Filed under: Grace
i had no idea how this dinner was going to go for E and i. our evening was already tense as i had to do a photo shoot earlier with rain and traffic it was almost grim. i was quiet as we waited for our table, we had small talk as i watched people around us. i remember hating the smell of a woman with too much wretched perfume as she attempted to wisp by me.
as we walked deep into the busy and loud dining room i glanced at tables looking at the drunken patrons. we were seated right in the center of all the snobbery. E chose the seat closest to me instead of across from me. as soon as we sat down i felt every bit of tension just go away. my focus was on E as we engaged in conversations about our art and it shifted to sex. it tends to do that in these types of environments. maybe it is some strange fetish we have, “let’s taint this fine dining establishment with vile words of lust.”
two glasses of wine into me i cannot recall word for word our discussion of sex and sexuality. yet, we spoke in a normal tone, not caring if others heard us. i would giggle as we hushed when a waiter of bus boy came by. i would eye them as we are put on pause to continue our conversation.
“sometimes i look over at you and see you as an object, a toy. sometimes i want you mindless and without clothes.”
i would smile at him. i found his objectifying words arousing. we pushed each other to the limits with just how much to reveal to each other.

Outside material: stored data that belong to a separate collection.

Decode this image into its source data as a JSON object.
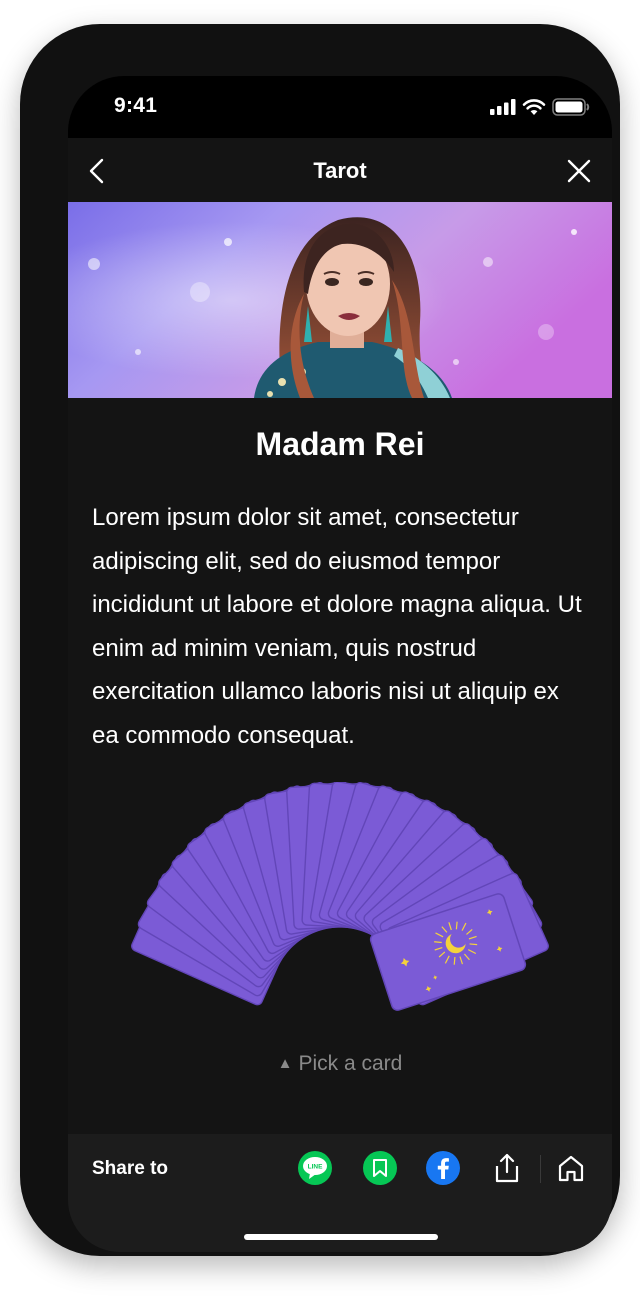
{
  "status_bar": {
    "time": "9:41"
  },
  "nav": {
    "title": "Tarot",
    "back_icon": "chevron-left-icon",
    "close_icon": "close-icon"
  },
  "reader": {
    "name": "Madam Rei",
    "description": "Lorem ipsum dolor sit amet, consectetur adipiscing elit, sed do eiusmod tempor incididunt ut labore et dolore magna aliqua. Ut enim ad minim veniam, quis nostrud exercitation ullamco laboris nisi ut aliquip ex ea commodo consequat."
  },
  "deck": {
    "prompt": "Pick a card",
    "prompt_icon": "triangle-up-icon",
    "card_color": "#7b5bd6",
    "sun_color": "#f4d23c"
  },
  "share": {
    "label": "Share to",
    "line_label": "LINE",
    "icons": [
      "line-icon",
      "bookmark-icon",
      "facebook-icon",
      "share-icon",
      "home-icon"
    ],
    "colors": {
      "line": "#06c755",
      "bookmark": "#06c755",
      "facebook": "#1877f2"
    }
  }
}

“you don’t know what goes on in my mind,” he gloats.
“you don’t have a clue E,” i respond.
we give each other this glare as to tell one another…”bring it”.
i recall telling him about fucking someone to their death. i recall telling him a little bit more about V.
E smiles and tells me that we are both fucked up. he begins to tell me how he would allow me to dom a guy. E would be sitting on the couch as this sub male of mine would walk in and ask for me. “she is in the back.” the man would look puzzled and walk to the bedroom. i would do my thing and as soon as the door closes behind him when he leaves, E would come in to the room and dom me.
“i really get off in spanking your ass like a 5 year old, stripping you down and sending you to bed,” he tells me with a grin. “i know you like it too.”
“i do,” as i laugh at his remark. i remember a few nights earlier when i came home grumpy and pouty. he turned me around, hands up against the wall as he ripped my pants down and spanked me. he told me to strip to my panties as he pointed to the bedroom and told me to go to bed. yes, i stomped off to bed and threw the covers over me as he finished doing what he was doing.
before i know it the dining room is growing empty as we are there well past closing. my head is light and before we stand to leave the conversation switches back to life.